Womöglich weil er sich irgendwo tief drin doch erinnerte.
Claire und Shane erkannten ungefähr zur gleichen Zeit, wer dort im Dunkeln an der Treppe stand. Zuerst fiel einem die Narbe in seinem Gesicht ins Auge und dann der ganze Rest … lange, im Nacken zusammengebundene Haare, das harte, gnadenlose Gesicht, der dünne zähe Körper. Über seinem Harley-Davidson-T-Shirt trug er eine Lederweste, dazu eine alte Jeans und Springerstiefel. An seiner Taille hing ein großes, Furcht einflößendes Messer in einem Futteral.
Frank Collins.
Der Vampir.
»Dad«, flüsterte Shane.
»Hallo, mein Sohn.«
»Wie sind Sie hier hereingekommen?«, brach es aus Claire heraus, denn sie wusste genau, dass sich das Haus gegen Frank gesträubt hätte. Aber sie hatte gar nichts gespürt, als er eingetreten war - keine Warnung, nichts.
Vielleicht war das Haus auch der Meinung, dass sie ihn brauchten. Oder - was besorgniserregender war - vielleicht hatte die Maschine dem Haus seine Schutzfunktion geraubt. Sie zerstörte allmählich alles, was gut war in Morganville.
Frank zuckte mit den Schultern. »Ich folge euch beiden schon seit ein paar Tagen. Ich musste wissen, was ihr jetzt unternehmen wollt«, sagte er. »Es wundert mich nicht, was mein Sohn über mich gesagt hat, falls es das ist, was dir Sorgen macht. Ich habe es verdient. Ich verdiene es immer noch.« Er sah zu Shane hinüber. »Aber ich trinke nicht mehr viel. Na ja, jedenfalls keinen Alkohol.« Er lächelte und entblößte dabei seine Vampirzähne.

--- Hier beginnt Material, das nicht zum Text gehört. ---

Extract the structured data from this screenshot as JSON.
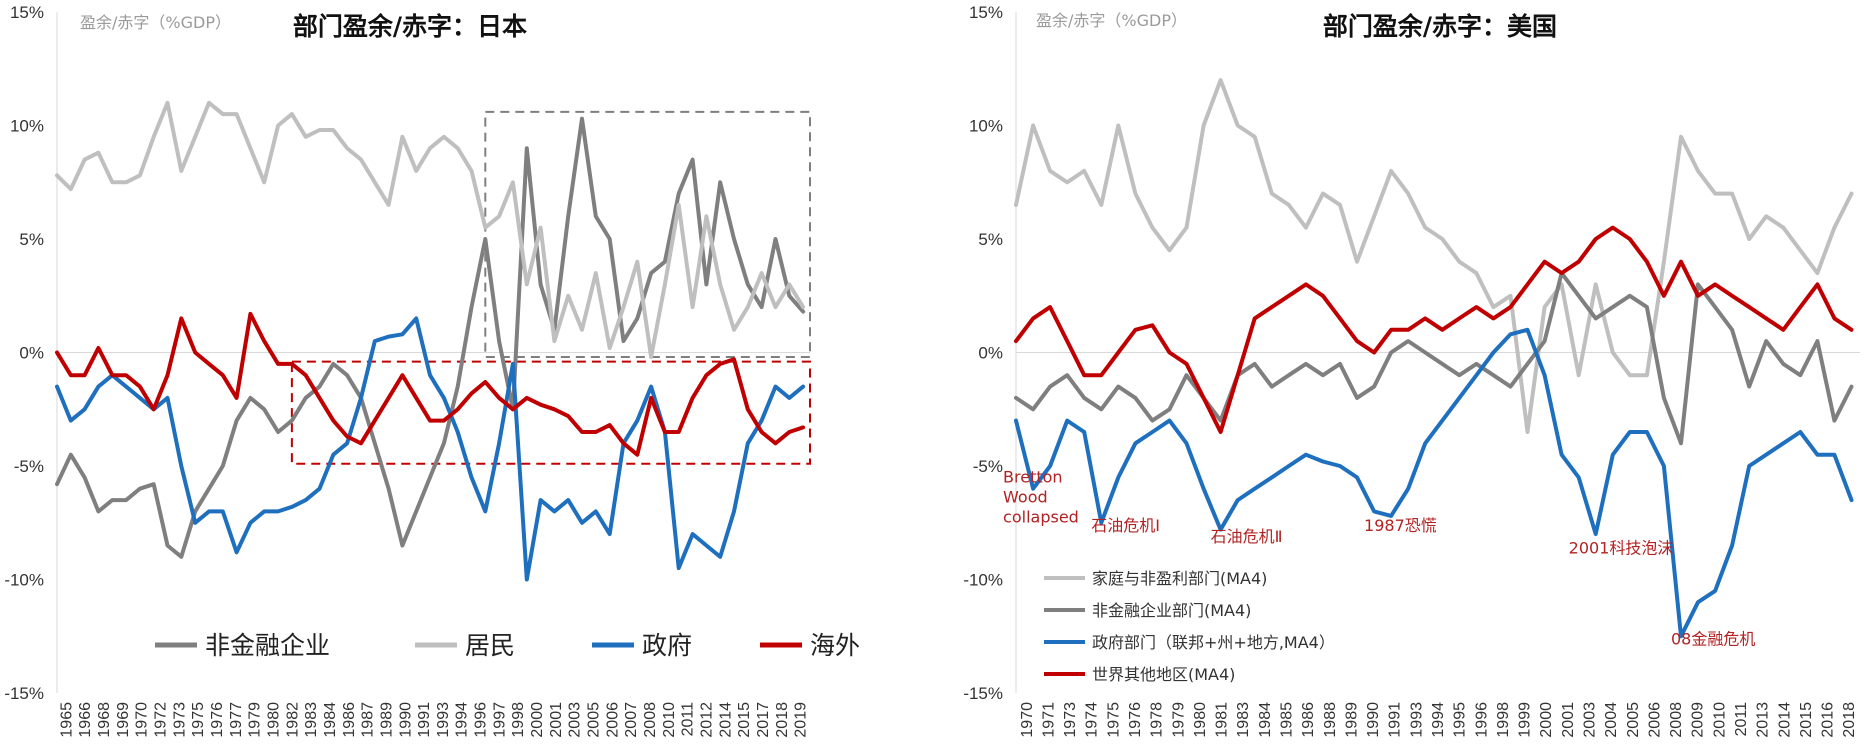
{
  "chart_data": [
    {
      "type": "line",
      "title": "部门盈余/赤字：日本",
      "ylabel": "盈余/赤字（%GDP）",
      "ylim": [
        -15,
        15
      ],
      "yticks": [
        15,
        10,
        5,
        0,
        -5,
        -10,
        -15
      ],
      "ytick_labels": [
        "15%",
        "10%",
        "5%",
        "0%",
        "-5%",
        "-10%",
        "-15%"
      ],
      "x_start": 1965,
      "x_end": 2019.5,
      "x_tick_labels": [
        "1965",
        "1966",
        "1968",
        "1969",
        "1970",
        "1972",
        "1973",
        "1975",
        "1976",
        "1977",
        "1979",
        "1980",
        "1982",
        "1983",
        "1984",
        "1986",
        "1987",
        "1989",
        "1990",
        "1991",
        "1993",
        "1994",
        "1996",
        "1997",
        "1998",
        "2000",
        "2001",
        "2003",
        "2005",
        "2006",
        "2007",
        "2008",
        "2010",
        "2011",
        "2012",
        "2014",
        "2015",
        "2017",
        "2018",
        "2019"
      ],
      "legend": [
        "非金融企业",
        "居民",
        "政府",
        "海外"
      ],
      "legend_position": "bottom",
      "highlight_boxes": [
        {
          "color": "#7f7f7f",
          "x": [
            1996,
            2019.5
          ],
          "y": [
            -0.2,
            10.6
          ]
        },
        {
          "color": "#c00000",
          "x": [
            1982,
            2019.5
          ],
          "y": [
            -4.9,
            -0.4
          ]
        }
      ],
      "series": [
        {
          "name": "非金融企业",
          "color": "#7f7f7f",
          "x": [
            1965,
            1966,
            1967,
            1968,
            1969,
            1970,
            1971,
            1972,
            1973,
            1974,
            1975,
            1976,
            1977,
            1978,
            1979,
            1980,
            1981,
            1982,
            1983,
            1984,
            1985,
            1986,
            1987,
            1988,
            1989,
            1990,
            1991,
            1992,
            1993,
            1994,
            1995,
            1996,
            1997,
            1998,
            1999,
            2000,
            2001,
            2002,
            2003,
            2004,
            2005,
            2006,
            2007,
            2008,
            2009,
            2010,
            2011,
            2012,
            2013,
            2014,
            2015,
            2016,
            2017,
            2018,
            2019
          ],
          "values": [
            -5.8,
            -4.5,
            -5.5,
            -7,
            -6.5,
            -6.5,
            -6,
            -5.8,
            -8.5,
            -9,
            -7,
            -6,
            -5,
            -3,
            -2,
            -2.5,
            -3.5,
            -3,
            -2,
            -1.5,
            -0.5,
            -1,
            -2,
            -4,
            -6,
            -8.5,
            -7,
            -5.5,
            -4,
            -1.5,
            2,
            5,
            0.5,
            -2.5,
            9,
            3,
            1,
            6,
            10.3,
            6,
            5,
            0.5,
            1.5,
            3.5,
            4,
            7,
            8.5,
            3,
            7.5,
            5,
            3,
            2,
            5,
            2.5,
            1.8
          ]
        },
        {
          "name": "居民",
          "color": "#bfbfbf",
          "x": [
            1965,
            1966,
            1967,
            1968,
            1969,
            1970,
            1971,
            1972,
            1973,
            1974,
            1975,
            1976,
            1977,
            1978,
            1979,
            1980,
            1981,
            1982,
            1983,
            1984,
            1985,
            1986,
            1987,
            1988,
            1989,
            1990,
            1991,
            1992,
            1993,
            1994,
            1995,
            1996,
            1997,
            1998,
            1999,
            2000,
            2001,
            2002,
            2003,
            2004,
            2005,
            2006,
            2007,
            2008,
            2009,
            2010,
            2011,
            2012,
            2013,
            2014,
            2015,
            2016,
            2017,
            2018,
            2019
          ],
          "values": [
            7.8,
            7.2,
            8.5,
            8.8,
            7.5,
            7.5,
            7.8,
            9.5,
            11,
            8,
            9.5,
            11,
            10.5,
            10.5,
            9,
            7.5,
            10,
            10.5,
            9.5,
            9.8,
            9.8,
            9,
            8.5,
            7.5,
            6.5,
            9.5,
            8,
            9,
            9.5,
            9,
            8,
            5.5,
            6,
            7.5,
            3,
            5.5,
            0.5,
            2.5,
            1,
            3.5,
            0.2,
            2,
            4,
            -0.2,
            3,
            6.5,
            2,
            6,
            3,
            1,
            2,
            3.5,
            2,
            3,
            2
          ]
        },
        {
          "name": "政府",
          "color": "#1f6fbf",
          "x": [
            1965,
            1966,
            1967,
            1968,
            1969,
            1970,
            1971,
            1972,
            1973,
            1974,
            1975,
            1976,
            1977,
            1978,
            1979,
            1980,
            1981,
            1982,
            1983,
            1984,
            1985,
            1986,
            1987,
            1988,
            1989,
            1990,
            1991,
            1992,
            1993,
            1994,
            1995,
            1996,
            1997,
            1998,
            1999,
            2000,
            2001,
            2002,
            2003,
            2004,
            2005,
            2006,
            2007,
            2008,
            2009,
            2010,
            2011,
            2012,
            2013,
            2014,
            2015,
            2016,
            2017,
            2018,
            2019
          ],
          "values": [
            -1.5,
            -3,
            -2.5,
            -1.5,
            -1,
            -1.5,
            -2,
            -2.5,
            -2,
            -5,
            -7.5,
            -7,
            -7,
            -8.8,
            -7.5,
            -7,
            -7,
            -6.8,
            -6.5,
            -6,
            -4.5,
            -4,
            -2,
            0.5,
            0.7,
            0.8,
            1.5,
            -1,
            -2,
            -3.5,
            -5.5,
            -7,
            -4,
            -0.5,
            -10,
            -6.5,
            -7,
            -6.5,
            -7.5,
            -7,
            -8,
            -4,
            -3,
            -1.5,
            -3.5,
            -9.5,
            -8,
            -8.5,
            -9,
            -7,
            -4,
            -3,
            -1.5,
            -2,
            -1.5
          ]
        },
        {
          "name": "海外",
          "color": "#c00000",
          "x": [
            1965,
            1966,
            1967,
            1968,
            1969,
            1970,
            1971,
            1972,
            1973,
            1974,
            1975,
            1976,
            1977,
            1978,
            1979,
            1980,
            1981,
            1982,
            1983,
            1984,
            1985,
            1986,
            1987,
            1988,
            1989,
            1990,
            1991,
            1992,
            1993,
            1994,
            1995,
            1996,
            1997,
            1998,
            1999,
            2000,
            2001,
            2002,
            2003,
            2004,
            2005,
            2006,
            2007,
            2008,
            2009,
            2010,
            2011,
            2012,
            2013,
            2014,
            2015,
            2016,
            2017,
            2018,
            2019
          ],
          "values": [
            0,
            -1,
            -1,
            0.2,
            -1,
            -1,
            -1.5,
            -2.5,
            -1,
            1.5,
            0,
            -0.5,
            -1,
            -2,
            1.7,
            0.5,
            -0.5,
            -0.5,
            -1,
            -2,
            -3,
            -3.7,
            -4,
            -3,
            -2,
            -1,
            -2,
            -3,
            -3,
            -2.5,
            -1.8,
            -1.3,
            -2,
            -2.5,
            -2,
            -2.3,
            -2.5,
            -2.8,
            -3.5,
            -3.5,
            -3.2,
            -4,
            -4.5,
            -2,
            -3.5,
            -3.5,
            -2,
            -1,
            -0.5,
            -0.3,
            -2.5,
            -3.5,
            -4,
            -3.5,
            -3.3
          ]
        }
      ]
    },
    {
      "type": "line",
      "title": "部门盈余/赤字：美国",
      "ylabel": "盈余/赤字（%GDP）",
      "ylim": [
        -15,
        15
      ],
      "yticks": [
        15,
        10,
        5,
        0,
        -5,
        -10,
        -15
      ],
      "ytick_labels": [
        "15%",
        "10%",
        "5%",
        "0%",
        "-5%",
        "-10%",
        "-15%"
      ],
      "x_start": 1970,
      "x_end": 2019.5,
      "x_tick_labels": [
        "1970",
        "1971",
        "1973",
        "1974",
        "1975",
        "1976",
        "1978",
        "1979",
        "1980",
        "1981",
        "1983",
        "1984",
        "1985",
        "1986",
        "1988",
        "1989",
        "1990",
        "1991",
        "1993",
        "1994",
        "1995",
        "1996",
        "1998",
        "1999",
        "2000",
        "2001",
        "2003",
        "2004",
        "2005",
        "2006",
        "2008",
        "2009",
        "2010",
        "2011",
        "2013",
        "2014",
        "2015",
        "2016",
        "2018"
      ],
      "legend": [
        "家庭与非盈利部门(MA4)",
        "非金融企业部门(MA4)",
        "政府部门（联邦+州+地方,MA4）",
        "世界其他地区(MA4)"
      ],
      "legend_position": "bottom-left",
      "annotations": [
        {
          "text": "Bretton Wood collapsed",
          "lines": [
            "Bretton",
            "Wood",
            "collapsed"
          ],
          "x": 1971,
          "y": -6
        },
        {
          "text": "石油危机Ⅰ",
          "x": 1975,
          "y": -7.5
        },
        {
          "text": "石油危机Ⅱ",
          "x": 1982,
          "y": -8
        },
        {
          "text": "1987恐慌",
          "x": 1991,
          "y": -7.5
        },
        {
          "text": "2001科技泡沫",
          "x": 2003,
          "y": -8.5
        },
        {
          "text": "08金融危机",
          "x": 2009,
          "y": -12.5
        }
      ],
      "series": [
        {
          "name": "家庭与非盈利部门(MA4)",
          "color": "#bfbfbf",
          "x": [
            1970,
            1971,
            1972,
            1973,
            1974,
            1975,
            1976,
            1977,
            1978,
            1979,
            1980,
            1981,
            1982,
            1983,
            1984,
            1985,
            1986,
            1987,
            1988,
            1989,
            1990,
            1991,
            1992,
            1993,
            1994,
            1995,
            1996,
            1997,
            1998,
            1999,
            2000,
            2001,
            2002,
            2003,
            2004,
            2005,
            2006,
            2007,
            2008,
            2009,
            2010,
            2011,
            2012,
            2013,
            2014,
            2015,
            2016,
            2017,
            2018,
            2019
          ],
          "values": [
            6.5,
            10,
            8,
            7.5,
            8,
            6.5,
            10,
            7,
            5.5,
            4.5,
            5.5,
            10,
            12,
            10,
            9.5,
            7,
            6.5,
            5.5,
            7,
            6.5,
            4,
            6,
            8,
            7,
            5.5,
            5,
            4,
            3.5,
            2,
            2.5,
            -3.5,
            2,
            3,
            -1,
            3,
            0,
            -1,
            -1,
            4,
            9.5,
            8,
            7,
            7,
            5,
            6,
            5.5,
            4.5,
            3.5,
            5.5,
            7
          ]
        },
        {
          "name": "非金融企业部门(MA4)",
          "color": "#7f7f7f",
          "x": [
            1970,
            1971,
            1972,
            1973,
            1974,
            1975,
            1976,
            1977,
            1978,
            1979,
            1980,
            1981,
            1982,
            1983,
            1984,
            1985,
            1986,
            1987,
            1988,
            1989,
            1990,
            1991,
            1992,
            1993,
            1994,
            1995,
            1996,
            1997,
            1998,
            1999,
            2000,
            2001,
            2002,
            2003,
            2004,
            2005,
            2006,
            2007,
            2008,
            2009,
            2010,
            2011,
            2012,
            2013,
            2014,
            2015,
            2016,
            2017,
            2018,
            2019
          ],
          "values": [
            -2,
            -2.5,
            -1.5,
            -1,
            -2,
            -2.5,
            -1.5,
            -2,
            -3,
            -2.5,
            -1,
            -2,
            -3,
            -1,
            -0.5,
            -1.5,
            -1,
            -0.5,
            -1,
            -0.5,
            -2,
            -1.5,
            0,
            0.5,
            0,
            -0.5,
            -1,
            -0.5,
            -1,
            -1.5,
            -0.5,
            0.5,
            3.5,
            2.5,
            1.5,
            2,
            2.5,
            2,
            -2,
            -4,
            3,
            2,
            1,
            -1.5,
            0.5,
            -0.5,
            -1,
            0.5,
            -3,
            -1.5
          ]
        },
        {
          "name": "政府部门（联邦+州+地方,MA4）",
          "color": "#1f6fbf",
          "x": [
            1970,
            1971,
            1972,
            1973,
            1974,
            1975,
            1976,
            1977,
            1978,
            1979,
            1980,
            1981,
            1982,
            1983,
            1984,
            1985,
            1986,
            1987,
            1988,
            1989,
            1990,
            1991,
            1992,
            1993,
            1994,
            1995,
            1996,
            1997,
            1998,
            1999,
            2000,
            2001,
            2002,
            2003,
            2004,
            2005,
            2006,
            2007,
            2008,
            2009,
            2010,
            2011,
            2012,
            2013,
            2014,
            2015,
            2016,
            2017,
            2018,
            2019
          ],
          "values": [
            -3,
            -6,
            -5,
            -3,
            -3.5,
            -7.5,
            -5.5,
            -4,
            -3.5,
            -3,
            -4,
            -6,
            -7.8,
            -6.5,
            -6,
            -5.5,
            -5,
            -4.5,
            -4.8,
            -5,
            -5.5,
            -7,
            -7.2,
            -6,
            -4,
            -3,
            -2,
            -1,
            0,
            0.8,
            1,
            -1,
            -4.5,
            -5.5,
            -8,
            -4.5,
            -3.5,
            -3.5,
            -5,
            -12.5,
            -11,
            -10.5,
            -8.5,
            -5,
            -4.5,
            -4,
            -3.5,
            -4.5,
            -4.5,
            -6.5
          ]
        },
        {
          "name": "世界其他地区(MA4)",
          "color": "#c00000",
          "x": [
            1970,
            1971,
            1972,
            1973,
            1974,
            1975,
            1976,
            1977,
            1978,
            1979,
            1980,
            1981,
            1982,
            1983,
            1984,
            1985,
            1986,
            1987,
            1988,
            1989,
            1990,
            1991,
            1992,
            1993,
            1994,
            1995,
            1996,
            1997,
            1998,
            1999,
            2000,
            2001,
            2002,
            2003,
            2004,
            2005,
            2006,
            2007,
            2008,
            2009,
            2010,
            2011,
            2012,
            2013,
            2014,
            2015,
            2016,
            2017,
            2018,
            2019
          ],
          "values": [
            0.5,
            1.5,
            2,
            0.5,
            -1,
            -1,
            0,
            1,
            1.2,
            0,
            -0.5,
            -2,
            -3.5,
            -1,
            1.5,
            2,
            2.5,
            3,
            2.5,
            1.5,
            0.5,
            0,
            1,
            1,
            1.5,
            1,
            1.5,
            2,
            1.5,
            2,
            3,
            4,
            3.5,
            4,
            5,
            5.5,
            5,
            4,
            2.5,
            4,
            2.5,
            3,
            2.5,
            2,
            1.5,
            1,
            2,
            3,
            1.5,
            1
          ]
        }
      ]
    }
  ]
}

Shane wich einen Schritt zurück und stieß gegen Claire. Sie hielt ihn fest und flüsterte: »Hab ich es dir nicht gesagt?«
»Das kann nicht sein«, sagte er. »Das muss ein ...«
»Irrtum sein?«, sagte Frank. Mit einer geschmeidigen, unheilvollen Vampirbewegung sprang er über das Sofa und landete direkt vor ihnen. Sie standen jetzt mit dem Rücken zur Wand neben dem Fernseher. »Der einzige wirkliche Fehler, den ich je gemacht habe, war, dass ich in diese verfluchte Stadt zurückgekehrt bin, Shane. Und dich hierher zuriickgeschickt habe, um zu helfen. Wenn wir weiter weggelaufen wären, wären wir zwar immer noch auf der Flucht, aber wenigstens wären wir zusammen.«
»Auf der Flucht. Flucht wovor?«
»Ach, komm schon, mein Sohn. Glaubst du wirklich, sie hätten uns einfach so gehen lassen? Man hat uns geholfen, hier rauszukommen, aber wenn sie uns geschnappt hätten, hätten sie uns zurückgebracht oder uns getötet. Genau wie sie deine Mutter getötet haben.«
Shane stöhnte auf, als hätte sein Vater ihn geschlagen. Claire legte ihm die Hand auf die Schulter und funkelte Frank an. »Hören Sie auf«, sagte sie.
»Du hast damit angefangen«, sagte Frank. »Du hast ihm einen Teil der Wahrheit erzählt, nicht wahr? Von Alyssa? Nun, er muss alles erfahren. Er muss erfahren, dass seine Mutter drogenabhängig wurde, um den Schmerz zu vergessen. Er muss wissen, dass wir durch den ganzen Bundesstaat gejagt wurden, von einem verratzten Motel zum nächsten. Er muss wissen, dass diese Mistkerle ihr die Pulsadern aufgeschnitten und sie in die Badewanne gelegt haben, damit es wie Selbstmord aussah...«
»Hören Sie auf!«, schrie Claire und stellte sich vor Shane, als könnte sie ihn damit vor Franks Worten beschützen, so wie Shane sie vor Faustschlägen beschützte.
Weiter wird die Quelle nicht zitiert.